Why Victims of Sexual Assault Are Never to Blame
Rape is never the victim’s fault. (Photo: Gallery Stock)
In 2012, a student at Worcester Polytechnic Institute in Massachusetts did what so many college students do: She went on a study abroad program, this one in Puerto Rico. While abroad, this same student faced a situation unfortunately all too common for college women: She was raped.
And yet, when the victim then brought suit against the school for gross negligence in failing to protect her from a criminal act, the attorneys for the insurance carrier who represented the university at the time of the incident said that the young woman herself was partially to blame for her own assault because she had been drinking that night and voluntarily followed a stranger onto the rooftop where she was ultimately raped.
The stranger in question, incidentally, was the security guard for her university-leased apartment building where she was boarding during her study abroad program.
In the wake of the Brock Turner case — and the narrative continually pushed by Turner, who was found guilty of rape, as well as his family, friends, and even the judge overseeing his case that he is not wholly to blame because the woman he violated had been drinking — the terms asserted by Worcester Polytechnic’s counsel and insurance company are especially disconcerting. It reinforces the tragic reality that Turner’s case is anything but a one-off. Systemic victim-blaming is alive and well when it comes to sexual assault and gender-based violence.
(Like Turner, the security guard, William Rodriguez, was found guilty by a jury of his crime.
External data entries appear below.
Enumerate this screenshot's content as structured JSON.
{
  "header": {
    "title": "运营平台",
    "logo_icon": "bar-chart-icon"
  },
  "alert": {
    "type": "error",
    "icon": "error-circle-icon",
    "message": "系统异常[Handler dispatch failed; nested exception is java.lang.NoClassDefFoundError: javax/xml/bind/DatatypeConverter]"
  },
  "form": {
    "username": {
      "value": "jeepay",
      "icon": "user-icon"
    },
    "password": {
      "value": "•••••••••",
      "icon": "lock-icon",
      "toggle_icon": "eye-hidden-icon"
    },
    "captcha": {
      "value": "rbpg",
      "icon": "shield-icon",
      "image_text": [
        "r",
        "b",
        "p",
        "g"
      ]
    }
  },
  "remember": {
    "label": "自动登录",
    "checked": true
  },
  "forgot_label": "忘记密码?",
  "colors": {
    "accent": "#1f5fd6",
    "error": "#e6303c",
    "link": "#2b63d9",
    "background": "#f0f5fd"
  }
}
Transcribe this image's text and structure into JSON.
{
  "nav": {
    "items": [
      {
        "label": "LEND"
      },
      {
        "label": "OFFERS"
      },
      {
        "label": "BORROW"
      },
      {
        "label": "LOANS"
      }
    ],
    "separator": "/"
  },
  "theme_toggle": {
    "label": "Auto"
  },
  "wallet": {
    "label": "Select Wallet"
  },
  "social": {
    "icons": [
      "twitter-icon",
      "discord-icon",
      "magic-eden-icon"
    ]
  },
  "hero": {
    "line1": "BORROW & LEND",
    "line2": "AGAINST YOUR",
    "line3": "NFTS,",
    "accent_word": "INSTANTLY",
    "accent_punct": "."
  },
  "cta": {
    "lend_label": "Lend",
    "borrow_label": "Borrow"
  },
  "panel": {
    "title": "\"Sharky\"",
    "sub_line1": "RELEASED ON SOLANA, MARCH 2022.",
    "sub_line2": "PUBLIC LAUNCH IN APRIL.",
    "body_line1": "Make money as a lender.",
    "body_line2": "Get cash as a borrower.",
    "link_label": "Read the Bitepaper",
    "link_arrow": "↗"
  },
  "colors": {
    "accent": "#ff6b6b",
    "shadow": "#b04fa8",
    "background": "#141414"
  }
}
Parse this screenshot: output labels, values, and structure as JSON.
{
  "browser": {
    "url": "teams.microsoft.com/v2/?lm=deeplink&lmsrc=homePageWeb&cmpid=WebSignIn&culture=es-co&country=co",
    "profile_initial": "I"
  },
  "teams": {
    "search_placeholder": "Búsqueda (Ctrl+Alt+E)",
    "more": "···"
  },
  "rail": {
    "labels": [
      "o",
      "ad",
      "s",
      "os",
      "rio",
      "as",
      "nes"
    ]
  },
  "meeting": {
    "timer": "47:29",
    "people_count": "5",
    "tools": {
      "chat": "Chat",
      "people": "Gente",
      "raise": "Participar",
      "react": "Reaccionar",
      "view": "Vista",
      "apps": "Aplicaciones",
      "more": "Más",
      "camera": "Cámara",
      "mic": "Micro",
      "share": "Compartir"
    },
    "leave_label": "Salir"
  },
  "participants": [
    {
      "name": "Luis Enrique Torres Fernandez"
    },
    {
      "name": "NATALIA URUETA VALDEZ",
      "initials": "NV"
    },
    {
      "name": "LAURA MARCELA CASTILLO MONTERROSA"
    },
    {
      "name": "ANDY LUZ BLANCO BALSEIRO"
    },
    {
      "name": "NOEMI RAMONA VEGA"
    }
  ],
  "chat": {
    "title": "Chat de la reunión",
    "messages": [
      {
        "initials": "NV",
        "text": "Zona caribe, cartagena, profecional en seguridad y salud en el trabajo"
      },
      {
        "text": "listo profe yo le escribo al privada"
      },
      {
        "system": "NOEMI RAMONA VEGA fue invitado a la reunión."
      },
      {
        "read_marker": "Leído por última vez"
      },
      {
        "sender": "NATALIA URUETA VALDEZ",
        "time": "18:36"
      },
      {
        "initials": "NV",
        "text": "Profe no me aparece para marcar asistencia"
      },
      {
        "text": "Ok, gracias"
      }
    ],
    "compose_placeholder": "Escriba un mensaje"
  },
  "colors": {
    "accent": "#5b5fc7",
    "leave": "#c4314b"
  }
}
Unlike Turner, he is now serving a 20-year sentence for it.)
And while the Boston Globe reported that the university’s attorney asked the victim whether she was taught by her parents to not “take candy from strangers” and subjected her to other similarly offensive, victim-blaming lines of questioning, the school’s president, Laurie Leshin, PhD, took to Facebook last night to clarify that the school itself does not believe victims of sexual assault should ever be blamed for having been violently violated.
“When a lawsuit is filed, the university’s insurance carrier at the time of the incident takes responsibility for the case,” Leshin wrote on the school’s Facebook page. “Although we parted ways with that provider several years ago, they are litigating this case. Their legal approach and language have not been vetted or approved by the university. WPI has never and would never blame a victim for being raped. WPI strongly believes that the person responsible for this rape is the rapist. And he is in prison.”
According to the Rape, Abuse, and Incest National Network (RAINN), every 107 seconds, another American is sexually assaulted in the U.S. And in case you weren’t sure, none of them are to blame for their assaults. Ever.
In fact, RAINN makes a point to note that one of the very first things to say to a survivor of sexual assault is, “It’s not your fault.” This statement is especially important since survivors so often blame themselves in some way for their assault.
Candice Lopez is the director of the National Sexual Assault Hotline run by RAINN. She tells Yahoo Style that, unfortunately, “Sexual assault and rape are the only crimes where we put the blame on the victim of the crime. But the only person who is responsible is the person who committed the crime, the perpetrator. And it’s a dangerous situation when you start to put blame on a victim of sexual assault because it insinuates that she had some say in what happened.”
Lopez also notes that when narratives of victim-blaming are perpetuated in the media or in legal matters, it only reinforces the utterly false message that a victim holds some level of responsibility for her own assault.
“We here at the National Hotline know that a victim is never to blame,” she says. “In no way can someone do something or say something that would insinuate that they would want someone to touch them or do something to them against their will,” she says. Lopez also notes that when we create a culture that tells victims that they can prevent their own assaults, we run the risk of silencing other survivors — and in turn, reinforcing this damaging culture that only further penalizes victims.
Lopez adds, “Victims are very powerless in their interactions with their perpetrator, whether they know the perpetrator or not. There is not a lot they can do because they are not the active agent — only the perpetrator can be responsible for his own behavior. When a college doesn’t come out in support of a victim or a survivor, it sends a message to their students about where they stand on [blame assignation] in sexual assault, and it can impact how survivors come out in the future and seek out services.”